A la suite d'un accident du travail du 19 mai 2015, le salarié a été placé en arrêt de travail du 19 mai 2015 au 31 octobre 2016.
A l'issue d'un examen médical du 3 novembre 2016, il a été déclaré inapte à son poste.

Licencié pour inaptitude et impossibilité de reclassement le 9 décembre 2016, il saisit la juridiction prud'homale, aux fins de voir reconnaitre son licenciement sans cause réelle et sérieuse, par défaut de consultation des représentants du personnel sur les propositions de reclassement.

La cour d'appel de Rennes, par arrêt du 16 septembre 2021, déboute le salarié de sa demande, estimant fondé sur une cause réelle et sérieuse son licenciement.

Pour cela la cour d’appel relève que :

  • Qu’il avait été proposé au salarié 6 postes disponibles en interne le 16 novembre 2016 ;
  • Et le fait que l'employeur démontre avoir consulté des délégués du personnel le 23 novembre 2016, soit avant la lettre de convocation à l'entretien préalable du 24 novembre.
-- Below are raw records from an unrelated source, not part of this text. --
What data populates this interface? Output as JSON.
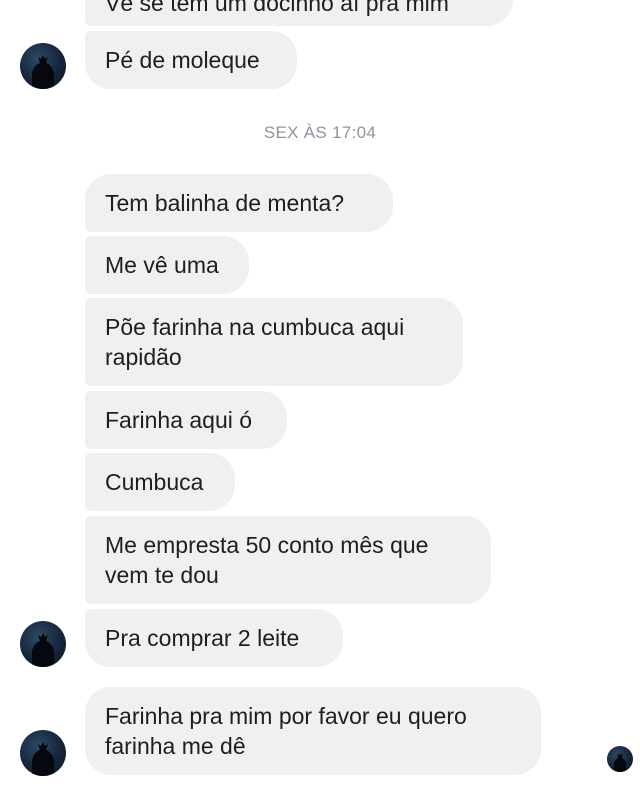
{
  "thread": {
    "cut_message": "Vê se tem um docinho aí pra mim",
    "messages": [
      {
        "text": "Pé de moleque"
      },
      {
        "text": "Tem balinha de menta?"
      },
      {
        "text": "Me vê uma"
      },
      {
        "text": "Põe farinha na cumbuca aqui rapidão"
      },
      {
        "text": "Farinha aqui ó"
      },
      {
        "text": "Cumbuca"
      },
      {
        "text": "Me empresta 50 conto mês que vem te dou"
      },
      {
        "text": "Pra comprar 2 leite"
      },
      {
        "text": "Farinha pra mim por favor eu quero farinha me dê"
      }
    ],
    "timestamp": "SEX ÀS 17:04"
  },
  "icons": {
    "avatar": "person-silhouette-icon",
    "seen_indicator": "seen-avatar-icon"
  },
  "colors": {
    "bubble": "#f0f0f0",
    "text": "#1c1e21",
    "timestamp": "#8d949e"
  }
}
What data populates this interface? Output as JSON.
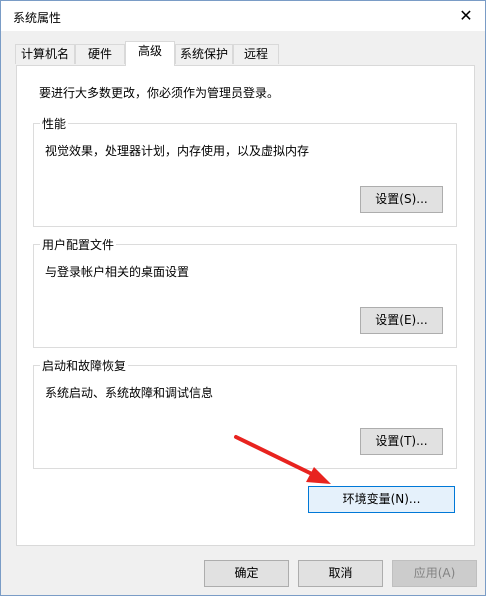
{
  "window": {
    "title": "系统属性"
  },
  "tabs": [
    {
      "label": "计算机名"
    },
    {
      "label": "硬件"
    },
    {
      "label": "高级"
    },
    {
      "label": "系统保护"
    },
    {
      "label": "远程"
    }
  ],
  "advanced": {
    "notice": "要进行大多数更改，你必须作为管理员登录。",
    "performance": {
      "title": "性能",
      "desc": "视觉效果，处理器计划，内存使用，以及虚拟内存",
      "button": "设置(S)..."
    },
    "user_profiles": {
      "title": "用户配置文件",
      "desc": "与登录帐户相关的桌面设置",
      "button": "设置(E)..."
    },
    "startup_recovery": {
      "title": "启动和故障恢复",
      "desc": "系统启动、系统故障和调试信息",
      "button": "设置(T)..."
    },
    "env_button": "环境变量(N)..."
  },
  "footer": {
    "ok": "确定",
    "cancel": "取消",
    "apply": "应用(A)"
  },
  "colors": {
    "accent": "#0078d7",
    "arrow": "#e8231f"
  }
}
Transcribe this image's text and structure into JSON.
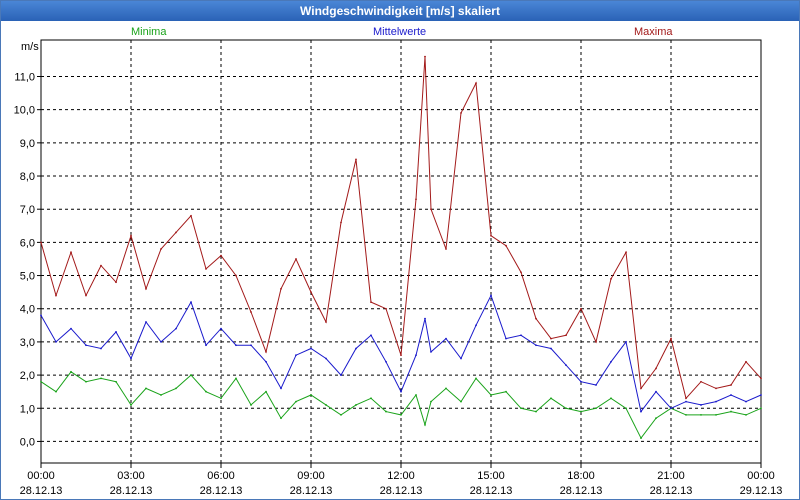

La Cour de cassation ne partage pas l’avis de la cour d’appel, dont elle casse et annule l’arrêt.

Pour cela elle indique que :

  • L’avis des représentants du personnel sur le reclassement du salarié;
  • Doit être recueilli après que l'inaptitude du salarié ait été constatée ;
  • Et avant une proposition à l'intéressé d'un poste de reclassement approprié à ses capacités.

Dans l’affaire présente, elle relève qu’il avait été constaté que :

  • Les délégués du personnel avaient été consultés postérieurement aux offres de reclassement adressées au salarié.

Extrait de l’arrêt :


Réponse de la Cour

Vu l'article L. 1226-10 du code du travail dans sa rédaction antérieure à l'entrée en vigueur de la loi n° 2016-1088 du 8 août 2016 :

  1. Selon ce texte, lorsque, à l'issue des périodes de suspension du contrat de travail consécutives à un accident du travail ou à une maladie professionnelle, le salarié est déclaré inapte par le médecin du travail à reprendre l'emploi qu'il occupait précédemment, l'employeur lui propose un autre emploi approprié à ses capacités. Cette proposition prend en compte, après avis des délégués du personnel, les conclusions écrites du médecin du travail et les indications qu'il formule sur l'aptitude du salarié à exercer l'une des tâches existant dans l'entreprise.
  1. Il en résulte que l'avis des délégués du personnel sur le reclassement du salarié, prévu par ce texte, doit être recueilli après que l'inaptitude du salarié a été constatée dans les conditions prévues par l'article R. 4624-31 du code du travail, dans sa version antérieure à celle issue du décret n° 2016-1908 du 27 décembre 2016, et avant une proposition à l'intéressé d'un poste de reclassement approprié à ses capacités.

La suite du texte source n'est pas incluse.